The tutorial schedule for the conference is located here and with so many good ones, it was hard to choose which one(s) to go to.
For the morning session, I attended Peter Zaitev’s tutorial entitled  ”InnoDB and XtraDB Architecture and Performance Optimization”. As must of us know, Peter Zaitev is the CEO and Co-Founder of Percona and an expert in InnoDB/XtraDB architecture, performance, and optimization. The session was quite good and informative. Peter went over the core InnoDB/XtraDB options in regards to performance and even some of the more. It was interesting to learn some of the more exotic options available in XtraDB (Percona’s variant of InnoDB with performance improvements) such as the ALL_O_DIRECT option for innodb_flush_method and how it impacts performance.
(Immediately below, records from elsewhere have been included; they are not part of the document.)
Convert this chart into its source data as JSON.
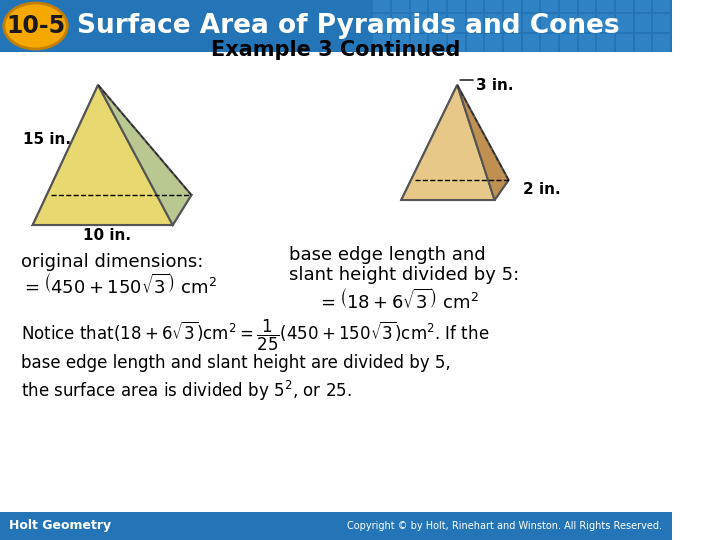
{
  "header_bg_color": "#2475b8",
  "header_text": "Surface Area of Pyramids and Cones",
  "header_badge_color": "#f5a800",
  "header_badge_text": "10-5",
  "subtitle": "Example 3 Continued",
  "body_bg_color": "#ffffff",
  "footer_bg_color": "#2475b8",
  "footer_left": "Holt Geometry",
  "footer_right": "Copyright © by Holt, Rinehart and Winston. All Rights Reserved.",
  "left_label1": "original dimensions:",
  "left_label2": "= (450 + 150√3) cm²",
  "right_label1": "base edge length and",
  "right_label2": "slant height divided by 5:",
  "right_label3": "= (18 + 6√3) cm²",
  "notice_line1": "Notice that(18 + 6√3)cm² =",
  "notice_frac_num": "1",
  "notice_frac_den": "25",
  "notice_line1b": "(450 + 150√3)cm² . If the",
  "notice_line2": "base edge length and slant height are divided by 5,",
  "notice_line3": "the surface area is divided by 5², or 25.",
  "pyramid1_label_15": "15 in.",
  "pyramid1_label_10": "10 in.",
  "pyramid2_label_3": "3 in.",
  "pyramid2_label_2": "2 in.",
  "font_color": "#000000",
  "header_tile_color": "#3a8fd1"
}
Considering that the vast majority of the deployments of MySQL in businesses use InnoDB, the talk is quite relevant and informative.
For the afternoon session I attended “Linux and H/W optimizations for MySQL” by Yoshinori Matsunobu of Facebook. If I had to say one thing about this session, it would be one giant info dump and I need another 30 hours to study the numbers. Yoshinori compared MySQL performance across various hardware configurations, software configuration, memory settings, version of MySQL, MySQL configurations, etc, and gathered some interesting and sometime unintuitive numbers. He also showed how modern hardware amplified  the replication lag issue which is common to slaves in MySQL and how to deal with it by judiciously using SSDs.